2022 Finalists for the Pauli Murray Book Prize in Black Intellectual History

The African American Intellectual History Society (AAIHS) is pleased to announce the finalists for the fifth annual Pauli Murray Book Prize for the best book in Black intellectual history. Named after lawyer, author, and women’s rights activist-intellectual Pauli Murray, this prize recognizes the best book concerning Black intellectual history (broadly conceived) published between January 1, 2021 and December 31, 2021 by a member of AAIHS. The winner of the 2022 Pauli Murray Book Prize will receive $1,000, a featured week-long roundtable on the book in Black Perspectives, and a featured interview published in Black Perspectives.  The award winner will be announced at the 2022 AAIHS Conference, which will be held virtually from March 11-12, 2022. Here are the five finalists selected by this year’s fellowship committee.


Tamika Nunley, At the Threshold of Liberty: Women, Slavery, and Shifting Identities in Washington, D.C. (University of North Carolina Press)

Understanding how slavery, race, and gender shaped 19th century activism in the capital of the United States, Tamika Nunley’s At the Threshold of Liberty excavates the critically important work of Black women in Washington, D.C., during a perilous time in the nation’s history.

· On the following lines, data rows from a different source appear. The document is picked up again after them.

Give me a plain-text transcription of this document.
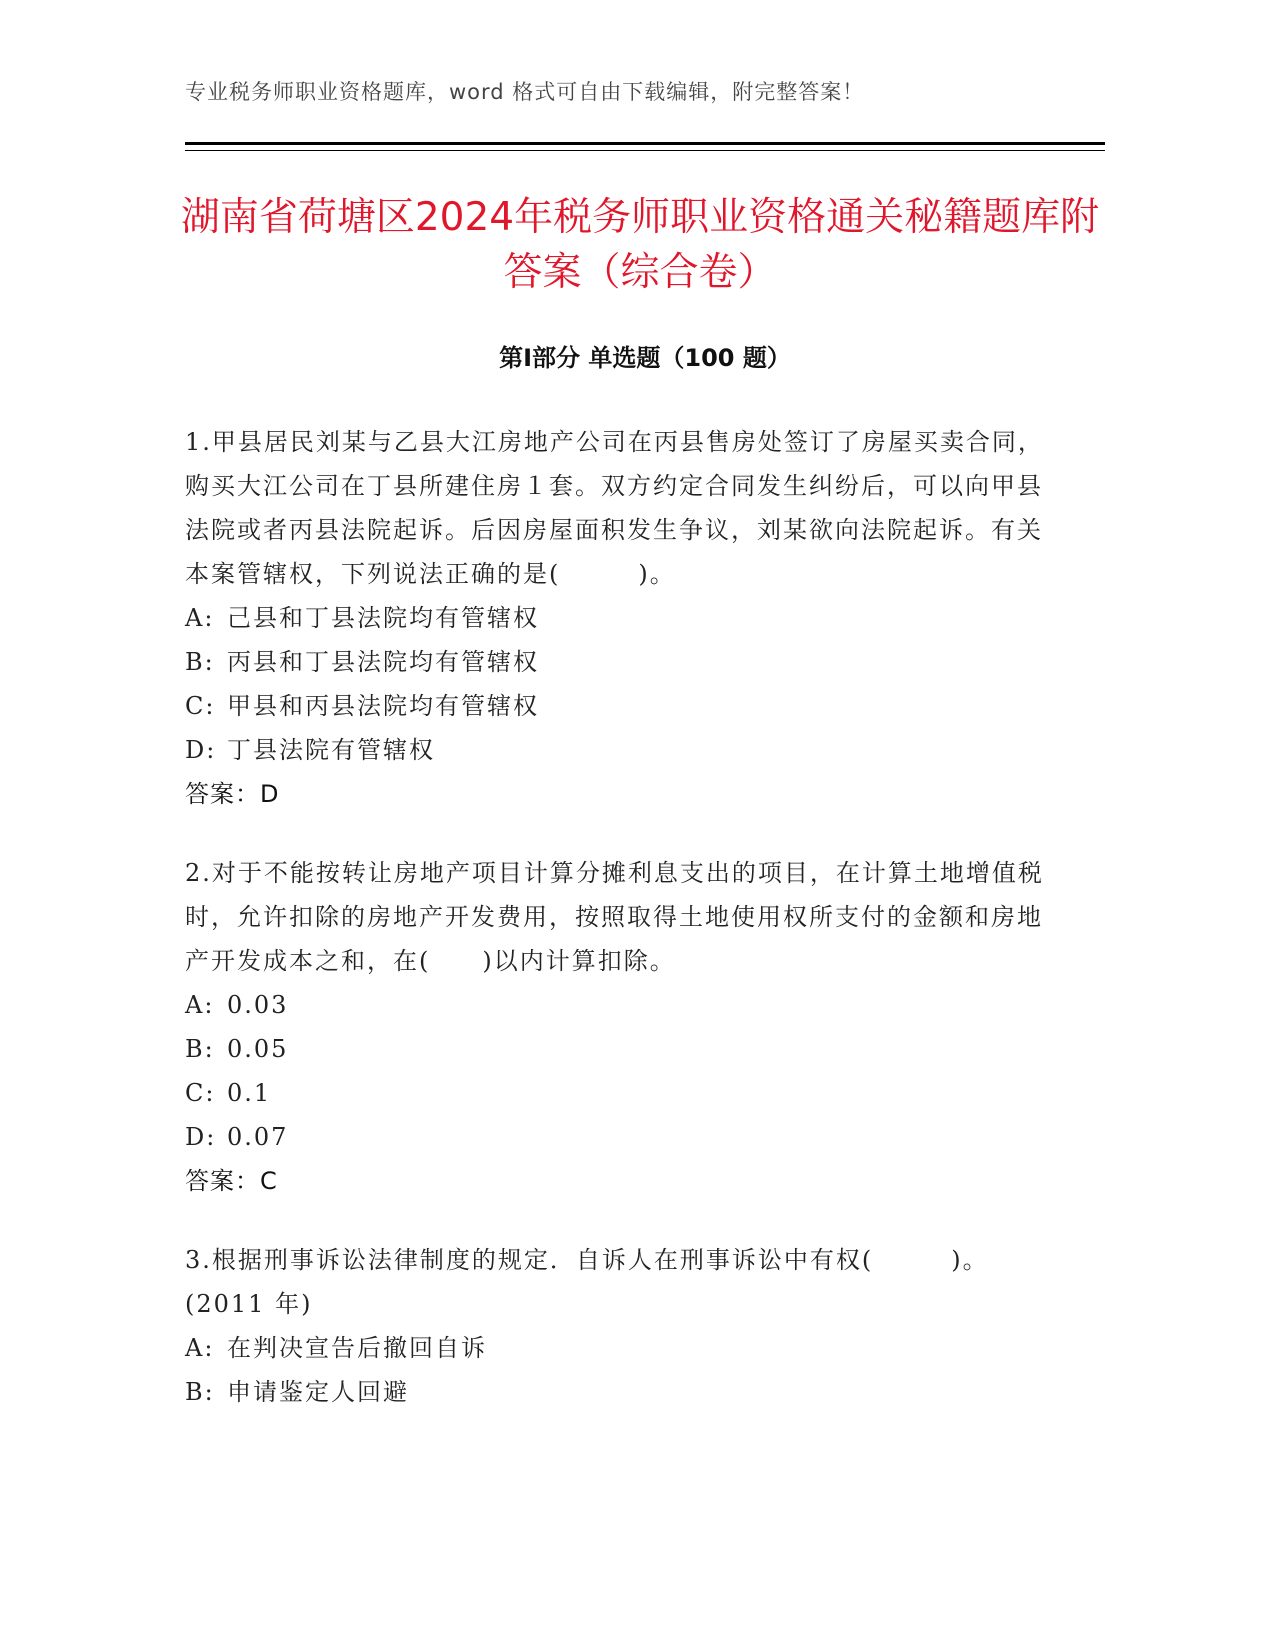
专业税务师职业资格题库，word 格式可自由下载编辑，附完整答案！
湖南省荷塘区2024年税务师职业资格通关秘籍题库附答案（综合卷）
第Ⅰ部分 单选题（100 题）

1.甲县居民刘某与乙县大江房地产公司在丙县售房处签订了房屋买卖合同，购买大江公司在丁县所建住房１套。双方约定合同发生纠纷后，可以向甲县法院或者丙县法院起诉。后因房屋面积发生争议，刘某欲向法院起诉。有关本案管辖权，下列说法正确的是(　　　)。

A: 己县和丁县法院均有管辖权
B: 丙县和丁县法院均有管辖权
C: 甲县和丙县法院均有管辖权
D: 丁县法院有管辖权
答案：D

2.对于不能按转让房地产项目计算分摊利息支出的项目，在计算土地增值税时，允许扣除的房地产开发费用，按照取得土地使用权所支付的金额和房地产开发成本之和，在(　　)以内计算扣除。

A: 0.03
B: 0.05
C: 0.1
D: 0.07
答案：C

3.根据刑事诉讼法律制度的规定．自诉人在刑事诉讼中有权(　　　)。(2011 年)

A: 在判决宣告后撤回自诉
B: 申请鉴定人回避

This is not merely a history that brings to light those who were invisible in the narrative before. Nunley’s work should push more historians to realize that these women must be included in the larger, standard narrative. With stories drawn from meticulous research of letters, memoirs, abolitionist papers, and more, Nunley transforms the narrative of 19th century American history into one determined by both free and enslaved Black women. At the Threshold of Liberty forces the reader to rethink the assumptions they may have had before about Black history in antebellum America. 


Jarvis Givens, Fugitive Pedagogy: Carter G. Woodson and the Art of Black Teaching (Harvard University Press) 

Carter G. Woodson’s status as the “Father of Black History” includes his constant battle to push Black teachers to think deeply about how they taught Black children during the height of Jim Crow segregation. Jarvis Givens, in Fugitive Pedagogy, puts on display the tireless efforts of Woodson and other Black teachers struggling to craft Black minds in an anti-Black world. Stopping what Woodson famously referred to as “the mis-education of the Negro” meant fighting via the tools of pedagogy, teaching, and inspiring other teachers to do the same. The role of teaching and pedagogy is an important one in Black intellectual history, and Givens’ book makes clear that we should continue to think about these links in the twenty-first century. 


Karen Cook Bell, Running From Bondage: Enslaved Women and Their Remarkable Fight for Freedom in Revolutionary America (Cambridge University Press)

Karen Cook Bell’s masterful study, Running From Bondage, reminds us of the upheaval of the Revolutionary era in America. For many enslaved Africans, it was their best—and often—only chance in their lives to escape to freedom. Running from Bondage is focused on the Black women who ran away during this era. Comprising roughly one-third of all Africans escaping bondage, these women helped to forge new ideas of freedom, democracy, and self-determination during the American Revolution. Their presence as both former slaves and as people pushing for new ideas of citizenship made them valuable parts of a Revolutionary generation too often only seen through the prism of white men. Centering what she refers to as “Black founding mothers,” Karen Cook Bell’s book centers Black women at the center of Revolutionary-era America.


Kristin Waters, Maria Stewart and the Roots of Black Political Thought (University Press of Mississippi)

Maria Stewart’s importance to Black intellectual history is emphasized in Kristin Waters’ important work, Maria Stewart and the Roots of Black Political Thought. Not only one of the early Black Americans, but one of the early women regardless of race, to push American society as a political and intellectual force, Stewart’s work in the early 19th century remains important for intellectuals and activists alike reckoning with the violent anti-Black and anti-women traditions in American society. For her, rethinking the place of Black women in American society meant turning over the oppressive foundations of that society. Stewart offered no easy answers on these questions. Yet Waters’ book makes it obvious that anyone seeking answers to these problems today must start, and grapple with, the writings and legacy of Maria Stewart.


Kyle T. Mays, An Afro-Indigenous History of the United States (Beacon Press) 

Activists from Malcolm X to Dennis Banks to Angela Davis all understood the interconnectedness of Black Americans and indigenous peoples. Their histories were always intertwined. However, as Kyle T. Mays points out in An Afro-Indigenous History of the United States, these connections are often downplayed in mainstream accounts of Black and indigenous histories. Starting from the earliest interactions of African and indigenous peoples in the Americans and working his way to the present, Mays offers a new perspective on a history most of us assumed we knew. But by bringing them together, Mays freshens up both narratives. At the same time, he allows U.S. history to “re-introduce” itself, as it were, and the results are a startling, critical, and timely re-examination of American life and history.